Database Configuration Wizard
For the database sources, you can enable security-based crawling, that is, finding sensitive data (which logically will either be stored in text or binary-based columns). It is possible to create an intelligent content mapping, crawling certain fields as unstructured index text, and other fields — as mapped metadata.
This section explains how to use the Database Configuration Wizard for configuring the crawling process. You can run this wizard when adding the data source, or you can later open the Source tab, select your database source and click Launch Wizard.
IMPORTANT! If you want to crawl a target database in your MS SQL replication model, you must backup your database before running the configuration wizard.
See next:
- Introduction
- Tables
- Exceptions
- Summary
Introduction
On this step, provide matching rules to search in the database for data that match exactly or are similar to a specific pattern. You can indicate both: exact or partial matches over the database strings.
Tables
On this step, review the grid of the tables in the database that are not currently enabled for crawling (if already enabled then don't show in this grid) and have at least one text/binary column. Configure your crawling scope considering the following:
Column | Description |
---|---|
Table | Contains the list of all tables in the database, followed by alphabetically. |
Text Columns | Contains the number of text/binary columns for each table. Click the number link to review the full list. |
Metadata Columns | Contains the number of non-text/binary columns for each table. Click the number link to review the full list. |
Primary Key | Contains the primary key for each table. Review the following Microsoft article for more information on SQL Server primary keys: Primary Keys Constraints. |
Modified Filter | To improve performance the product performs automatic re-indexing against a field in each table that indicates the last modified date of the row. Where possible, the product will automatically map this based upon the exact match or inclusion of one of the below values within the field name. Additional values can be added below in order to support other naming conventions for modified fields (different language or internal convention). |
Include? | Select if you want to disable crawling for this table. NOTE: You can disable crawling for all listed tables using the Include none option in the upper right corner of the wizard or enable crawling accordingly with the Include all. |
View Sample | Shows a table of the top 15 rows allowing to view if the table is one to exclude. |
Exceptions
On this step, review tables with missing primary keys and/or missing modified filters.
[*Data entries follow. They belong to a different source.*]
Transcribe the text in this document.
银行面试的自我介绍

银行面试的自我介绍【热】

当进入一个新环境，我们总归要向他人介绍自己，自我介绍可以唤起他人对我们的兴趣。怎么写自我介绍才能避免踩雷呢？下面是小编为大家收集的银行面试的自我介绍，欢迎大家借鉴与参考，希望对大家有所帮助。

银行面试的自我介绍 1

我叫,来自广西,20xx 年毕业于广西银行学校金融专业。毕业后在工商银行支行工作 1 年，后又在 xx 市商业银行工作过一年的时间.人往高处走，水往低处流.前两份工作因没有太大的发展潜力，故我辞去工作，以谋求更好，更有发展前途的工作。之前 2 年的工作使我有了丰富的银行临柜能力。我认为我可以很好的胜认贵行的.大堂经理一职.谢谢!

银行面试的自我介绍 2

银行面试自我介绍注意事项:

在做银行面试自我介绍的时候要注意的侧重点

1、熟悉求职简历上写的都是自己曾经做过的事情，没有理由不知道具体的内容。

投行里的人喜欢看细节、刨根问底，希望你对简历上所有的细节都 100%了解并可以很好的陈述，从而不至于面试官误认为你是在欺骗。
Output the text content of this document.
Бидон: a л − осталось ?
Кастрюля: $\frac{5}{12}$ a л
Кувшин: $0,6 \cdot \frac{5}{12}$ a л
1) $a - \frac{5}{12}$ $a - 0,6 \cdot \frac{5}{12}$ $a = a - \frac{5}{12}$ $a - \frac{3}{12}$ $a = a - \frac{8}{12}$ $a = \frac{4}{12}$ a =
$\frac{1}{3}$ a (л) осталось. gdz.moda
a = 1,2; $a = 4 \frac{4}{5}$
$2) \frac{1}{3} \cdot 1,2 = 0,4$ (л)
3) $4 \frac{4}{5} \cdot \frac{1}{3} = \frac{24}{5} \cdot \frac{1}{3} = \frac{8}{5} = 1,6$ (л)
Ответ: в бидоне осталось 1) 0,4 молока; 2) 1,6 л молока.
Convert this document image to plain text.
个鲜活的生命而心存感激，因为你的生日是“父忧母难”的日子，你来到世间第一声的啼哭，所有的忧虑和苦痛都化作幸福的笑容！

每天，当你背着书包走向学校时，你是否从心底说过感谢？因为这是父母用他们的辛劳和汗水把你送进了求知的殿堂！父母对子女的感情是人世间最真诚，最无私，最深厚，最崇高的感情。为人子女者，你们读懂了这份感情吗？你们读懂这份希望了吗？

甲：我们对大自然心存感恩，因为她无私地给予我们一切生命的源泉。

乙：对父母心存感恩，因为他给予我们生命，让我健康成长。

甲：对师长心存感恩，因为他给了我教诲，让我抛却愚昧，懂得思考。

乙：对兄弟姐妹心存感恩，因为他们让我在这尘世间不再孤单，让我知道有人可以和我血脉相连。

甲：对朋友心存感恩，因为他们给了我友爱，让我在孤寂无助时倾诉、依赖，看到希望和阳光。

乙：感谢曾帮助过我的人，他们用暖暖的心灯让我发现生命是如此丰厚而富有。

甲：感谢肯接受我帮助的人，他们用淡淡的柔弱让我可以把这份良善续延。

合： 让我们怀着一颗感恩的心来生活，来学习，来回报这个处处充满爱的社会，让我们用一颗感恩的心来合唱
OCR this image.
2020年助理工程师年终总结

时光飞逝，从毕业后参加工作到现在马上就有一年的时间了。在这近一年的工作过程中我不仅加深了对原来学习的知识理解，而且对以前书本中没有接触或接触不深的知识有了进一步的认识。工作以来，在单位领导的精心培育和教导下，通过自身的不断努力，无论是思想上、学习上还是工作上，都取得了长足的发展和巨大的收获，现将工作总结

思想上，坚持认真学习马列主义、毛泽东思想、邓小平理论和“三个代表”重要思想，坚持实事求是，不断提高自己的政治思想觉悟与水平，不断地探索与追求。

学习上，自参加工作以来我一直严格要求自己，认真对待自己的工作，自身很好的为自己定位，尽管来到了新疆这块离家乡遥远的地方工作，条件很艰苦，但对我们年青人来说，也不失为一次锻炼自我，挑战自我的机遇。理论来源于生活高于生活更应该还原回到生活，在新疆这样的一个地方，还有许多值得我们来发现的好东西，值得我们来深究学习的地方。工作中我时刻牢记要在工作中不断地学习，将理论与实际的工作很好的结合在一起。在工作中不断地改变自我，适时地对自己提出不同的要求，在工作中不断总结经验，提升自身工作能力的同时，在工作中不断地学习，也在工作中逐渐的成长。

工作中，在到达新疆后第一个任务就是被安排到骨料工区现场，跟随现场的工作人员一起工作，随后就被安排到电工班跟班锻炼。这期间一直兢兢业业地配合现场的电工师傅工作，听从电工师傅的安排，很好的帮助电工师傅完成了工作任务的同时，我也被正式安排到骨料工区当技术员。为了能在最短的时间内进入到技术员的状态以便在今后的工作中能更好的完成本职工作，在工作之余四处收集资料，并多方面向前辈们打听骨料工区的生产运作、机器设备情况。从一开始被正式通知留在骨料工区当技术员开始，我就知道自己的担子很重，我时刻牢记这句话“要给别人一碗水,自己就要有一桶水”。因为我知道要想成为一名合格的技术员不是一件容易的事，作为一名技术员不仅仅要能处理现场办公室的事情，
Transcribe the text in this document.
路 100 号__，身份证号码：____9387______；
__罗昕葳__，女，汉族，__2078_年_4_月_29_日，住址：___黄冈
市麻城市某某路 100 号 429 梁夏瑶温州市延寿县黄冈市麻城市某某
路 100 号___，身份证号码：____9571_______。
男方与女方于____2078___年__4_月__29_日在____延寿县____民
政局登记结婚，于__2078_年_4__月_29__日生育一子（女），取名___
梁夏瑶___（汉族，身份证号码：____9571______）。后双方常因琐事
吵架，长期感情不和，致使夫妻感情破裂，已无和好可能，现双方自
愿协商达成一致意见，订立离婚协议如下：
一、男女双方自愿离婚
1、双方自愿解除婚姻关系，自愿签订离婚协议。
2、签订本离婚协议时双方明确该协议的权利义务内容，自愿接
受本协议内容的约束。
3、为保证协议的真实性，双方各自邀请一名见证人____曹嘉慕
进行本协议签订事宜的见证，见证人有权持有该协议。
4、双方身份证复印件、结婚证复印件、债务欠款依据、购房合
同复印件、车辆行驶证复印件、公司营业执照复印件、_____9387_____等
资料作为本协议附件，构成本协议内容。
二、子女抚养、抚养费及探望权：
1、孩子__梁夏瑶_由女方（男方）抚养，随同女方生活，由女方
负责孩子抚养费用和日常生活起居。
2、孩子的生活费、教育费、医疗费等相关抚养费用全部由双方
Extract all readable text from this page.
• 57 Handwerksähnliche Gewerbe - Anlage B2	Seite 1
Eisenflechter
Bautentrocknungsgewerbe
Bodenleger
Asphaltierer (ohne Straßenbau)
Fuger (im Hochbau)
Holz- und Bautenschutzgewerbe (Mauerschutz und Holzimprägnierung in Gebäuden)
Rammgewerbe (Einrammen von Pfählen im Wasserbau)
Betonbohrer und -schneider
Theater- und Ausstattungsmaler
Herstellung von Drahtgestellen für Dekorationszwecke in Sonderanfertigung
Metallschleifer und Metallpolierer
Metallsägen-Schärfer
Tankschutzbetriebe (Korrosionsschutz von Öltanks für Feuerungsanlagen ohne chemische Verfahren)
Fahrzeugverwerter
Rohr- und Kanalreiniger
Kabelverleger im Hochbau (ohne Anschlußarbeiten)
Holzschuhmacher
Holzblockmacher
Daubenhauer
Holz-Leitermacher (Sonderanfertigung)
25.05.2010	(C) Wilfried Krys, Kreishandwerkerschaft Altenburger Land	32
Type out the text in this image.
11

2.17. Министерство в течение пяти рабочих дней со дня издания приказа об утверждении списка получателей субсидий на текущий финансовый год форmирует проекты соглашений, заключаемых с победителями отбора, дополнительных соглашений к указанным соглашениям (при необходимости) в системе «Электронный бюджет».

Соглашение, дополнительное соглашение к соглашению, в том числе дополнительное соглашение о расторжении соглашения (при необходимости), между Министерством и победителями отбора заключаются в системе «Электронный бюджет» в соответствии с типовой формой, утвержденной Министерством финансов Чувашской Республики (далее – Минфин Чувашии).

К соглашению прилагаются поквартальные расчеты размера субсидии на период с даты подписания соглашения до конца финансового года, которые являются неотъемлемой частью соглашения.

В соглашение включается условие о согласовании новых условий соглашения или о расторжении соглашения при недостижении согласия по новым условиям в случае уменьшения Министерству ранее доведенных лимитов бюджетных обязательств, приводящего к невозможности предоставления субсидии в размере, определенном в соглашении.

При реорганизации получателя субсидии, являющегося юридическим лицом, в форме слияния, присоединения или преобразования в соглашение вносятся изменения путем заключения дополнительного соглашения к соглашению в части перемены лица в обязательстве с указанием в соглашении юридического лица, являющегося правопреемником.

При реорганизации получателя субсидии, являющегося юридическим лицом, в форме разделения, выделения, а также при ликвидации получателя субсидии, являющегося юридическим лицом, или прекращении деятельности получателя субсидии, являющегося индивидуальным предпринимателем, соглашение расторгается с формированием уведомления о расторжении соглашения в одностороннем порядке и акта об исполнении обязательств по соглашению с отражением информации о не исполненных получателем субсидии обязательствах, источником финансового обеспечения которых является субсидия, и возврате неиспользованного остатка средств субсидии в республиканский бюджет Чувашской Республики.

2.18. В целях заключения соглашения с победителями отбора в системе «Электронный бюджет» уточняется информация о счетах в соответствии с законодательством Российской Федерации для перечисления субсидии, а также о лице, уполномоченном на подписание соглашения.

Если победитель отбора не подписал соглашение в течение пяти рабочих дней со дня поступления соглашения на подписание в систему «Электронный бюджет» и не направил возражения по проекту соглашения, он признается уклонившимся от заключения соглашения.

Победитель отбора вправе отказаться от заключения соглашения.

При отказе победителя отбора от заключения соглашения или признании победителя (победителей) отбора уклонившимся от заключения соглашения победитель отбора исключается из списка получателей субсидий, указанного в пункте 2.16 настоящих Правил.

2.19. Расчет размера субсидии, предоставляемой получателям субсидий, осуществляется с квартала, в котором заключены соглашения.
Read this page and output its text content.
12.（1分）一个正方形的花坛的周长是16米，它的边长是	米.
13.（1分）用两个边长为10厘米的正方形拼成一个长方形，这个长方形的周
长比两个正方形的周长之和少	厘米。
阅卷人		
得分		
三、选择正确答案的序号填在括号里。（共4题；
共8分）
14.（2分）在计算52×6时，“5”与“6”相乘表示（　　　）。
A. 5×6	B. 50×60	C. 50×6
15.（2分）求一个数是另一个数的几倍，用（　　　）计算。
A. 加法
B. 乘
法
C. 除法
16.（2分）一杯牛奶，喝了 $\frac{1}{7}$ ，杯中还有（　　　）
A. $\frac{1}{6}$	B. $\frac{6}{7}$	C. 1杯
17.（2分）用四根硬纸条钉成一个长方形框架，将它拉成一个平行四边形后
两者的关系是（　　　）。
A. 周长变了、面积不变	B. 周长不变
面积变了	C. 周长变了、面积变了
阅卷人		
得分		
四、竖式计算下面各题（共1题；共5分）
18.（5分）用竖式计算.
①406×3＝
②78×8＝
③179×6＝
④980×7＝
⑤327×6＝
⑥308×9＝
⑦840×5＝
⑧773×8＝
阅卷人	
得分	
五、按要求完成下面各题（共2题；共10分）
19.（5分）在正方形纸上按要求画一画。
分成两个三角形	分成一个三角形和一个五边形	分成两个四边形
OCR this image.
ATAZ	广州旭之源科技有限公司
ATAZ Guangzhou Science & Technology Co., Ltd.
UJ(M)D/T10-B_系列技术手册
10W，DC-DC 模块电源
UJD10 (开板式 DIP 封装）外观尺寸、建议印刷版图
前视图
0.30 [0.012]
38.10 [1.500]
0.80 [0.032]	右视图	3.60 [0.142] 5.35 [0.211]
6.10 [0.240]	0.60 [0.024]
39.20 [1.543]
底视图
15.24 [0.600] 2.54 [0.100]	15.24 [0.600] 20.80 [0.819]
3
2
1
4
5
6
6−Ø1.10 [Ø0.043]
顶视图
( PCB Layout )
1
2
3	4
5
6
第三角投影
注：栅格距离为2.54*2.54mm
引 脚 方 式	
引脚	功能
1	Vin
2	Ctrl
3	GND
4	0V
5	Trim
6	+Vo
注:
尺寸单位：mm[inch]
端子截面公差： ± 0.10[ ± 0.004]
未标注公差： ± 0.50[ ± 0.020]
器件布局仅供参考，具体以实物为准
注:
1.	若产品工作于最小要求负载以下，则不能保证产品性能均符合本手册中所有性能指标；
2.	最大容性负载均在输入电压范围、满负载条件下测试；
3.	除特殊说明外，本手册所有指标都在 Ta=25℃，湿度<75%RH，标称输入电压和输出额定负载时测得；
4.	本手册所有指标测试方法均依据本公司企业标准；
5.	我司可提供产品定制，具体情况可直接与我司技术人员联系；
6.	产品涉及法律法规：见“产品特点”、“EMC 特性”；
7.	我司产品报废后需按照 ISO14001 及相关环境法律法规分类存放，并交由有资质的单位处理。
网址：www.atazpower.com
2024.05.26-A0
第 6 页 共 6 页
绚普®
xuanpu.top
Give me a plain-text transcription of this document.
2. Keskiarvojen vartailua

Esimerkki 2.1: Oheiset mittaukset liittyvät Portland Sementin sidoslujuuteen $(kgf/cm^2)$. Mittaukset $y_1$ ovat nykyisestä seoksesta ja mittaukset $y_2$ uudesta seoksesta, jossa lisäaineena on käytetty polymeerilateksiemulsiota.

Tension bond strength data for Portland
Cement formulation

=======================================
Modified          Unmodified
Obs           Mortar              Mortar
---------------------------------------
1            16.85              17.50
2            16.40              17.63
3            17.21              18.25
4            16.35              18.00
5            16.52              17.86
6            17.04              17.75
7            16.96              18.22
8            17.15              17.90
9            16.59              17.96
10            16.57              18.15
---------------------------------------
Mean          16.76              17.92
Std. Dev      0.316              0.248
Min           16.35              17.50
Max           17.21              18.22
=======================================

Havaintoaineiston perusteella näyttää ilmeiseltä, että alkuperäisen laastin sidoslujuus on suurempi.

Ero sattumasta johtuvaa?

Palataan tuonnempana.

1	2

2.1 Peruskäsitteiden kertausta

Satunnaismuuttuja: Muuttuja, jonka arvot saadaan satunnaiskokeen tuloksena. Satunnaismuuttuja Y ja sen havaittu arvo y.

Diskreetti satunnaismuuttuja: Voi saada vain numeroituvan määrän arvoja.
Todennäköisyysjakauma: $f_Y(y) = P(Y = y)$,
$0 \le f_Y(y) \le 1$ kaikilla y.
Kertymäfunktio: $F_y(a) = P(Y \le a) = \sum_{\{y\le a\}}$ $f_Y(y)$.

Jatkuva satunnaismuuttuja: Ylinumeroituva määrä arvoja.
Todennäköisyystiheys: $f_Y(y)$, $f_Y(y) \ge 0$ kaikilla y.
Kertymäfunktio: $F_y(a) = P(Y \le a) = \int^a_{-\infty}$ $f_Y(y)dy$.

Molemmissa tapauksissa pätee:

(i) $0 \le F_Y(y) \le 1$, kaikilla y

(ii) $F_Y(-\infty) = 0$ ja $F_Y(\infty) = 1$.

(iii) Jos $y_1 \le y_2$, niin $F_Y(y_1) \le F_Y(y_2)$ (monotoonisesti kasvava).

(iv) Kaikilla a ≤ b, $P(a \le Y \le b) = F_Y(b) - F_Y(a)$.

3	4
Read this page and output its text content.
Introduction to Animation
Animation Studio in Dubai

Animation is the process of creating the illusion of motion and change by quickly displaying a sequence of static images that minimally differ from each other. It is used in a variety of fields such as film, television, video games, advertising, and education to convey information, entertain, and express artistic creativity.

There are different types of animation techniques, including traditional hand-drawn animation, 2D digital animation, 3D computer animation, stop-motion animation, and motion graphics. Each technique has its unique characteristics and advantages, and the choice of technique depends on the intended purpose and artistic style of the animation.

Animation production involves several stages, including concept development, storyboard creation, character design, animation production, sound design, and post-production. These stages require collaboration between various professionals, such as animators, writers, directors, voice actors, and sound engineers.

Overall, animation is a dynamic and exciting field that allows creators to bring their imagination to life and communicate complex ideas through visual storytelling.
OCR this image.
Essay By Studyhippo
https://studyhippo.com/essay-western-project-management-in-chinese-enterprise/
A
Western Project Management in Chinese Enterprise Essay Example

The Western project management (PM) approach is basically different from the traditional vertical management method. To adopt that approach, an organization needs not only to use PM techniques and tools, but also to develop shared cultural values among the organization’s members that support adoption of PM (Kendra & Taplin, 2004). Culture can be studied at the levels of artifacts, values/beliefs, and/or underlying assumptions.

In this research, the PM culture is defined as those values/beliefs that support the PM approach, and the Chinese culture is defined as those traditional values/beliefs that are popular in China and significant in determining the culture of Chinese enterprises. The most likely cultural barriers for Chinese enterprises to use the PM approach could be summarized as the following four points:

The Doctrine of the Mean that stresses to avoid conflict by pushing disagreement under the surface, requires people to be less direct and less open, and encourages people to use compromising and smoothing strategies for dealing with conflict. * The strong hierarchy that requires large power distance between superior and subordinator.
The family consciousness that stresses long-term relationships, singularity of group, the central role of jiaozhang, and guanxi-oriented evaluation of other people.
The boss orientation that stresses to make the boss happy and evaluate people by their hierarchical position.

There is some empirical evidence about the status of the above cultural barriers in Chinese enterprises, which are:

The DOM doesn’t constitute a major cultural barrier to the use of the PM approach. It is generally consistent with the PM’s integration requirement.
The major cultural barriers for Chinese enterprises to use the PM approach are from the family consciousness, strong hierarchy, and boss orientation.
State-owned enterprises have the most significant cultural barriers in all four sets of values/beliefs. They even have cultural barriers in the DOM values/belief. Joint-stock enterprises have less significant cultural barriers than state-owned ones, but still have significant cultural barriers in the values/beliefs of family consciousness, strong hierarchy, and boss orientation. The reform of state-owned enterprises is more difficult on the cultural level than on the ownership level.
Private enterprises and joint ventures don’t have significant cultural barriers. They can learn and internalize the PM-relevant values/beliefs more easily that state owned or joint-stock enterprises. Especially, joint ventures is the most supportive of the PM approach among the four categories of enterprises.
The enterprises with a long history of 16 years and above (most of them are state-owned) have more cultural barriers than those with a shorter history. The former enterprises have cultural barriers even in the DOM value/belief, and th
- Missing primary keys – only shows if users have tables that are missing primary keys where the user can select the primary key from a dropdown of all the columns. This step does not show if there are no missing primary keys.
- Missing modified filters – only shows if there are tables missing modified filters. Here tables are shown that are missing a modified and that have a datetime (or equivalent) typed column to select. If there are none this stage is skipped.
Summary
At this step, review your database configuration.
- Overview – review a high-level overview of the number of configured tables and excluded tables with their details.
- Configured Tables – double-check the configuration of tables to be crawled.
- Excluded Tables – review the full list of the tables to be excluded from classification scope with exclusion reason.
When the database configuration has been completed you will be redirected to the Advanced Source Configuration, this allows you to define how the database will be crawled. It is possible to crawl either specific tables, or crawl custom queries (defined select statements, which may use JOIN statements across multiple tables). See Database for more information.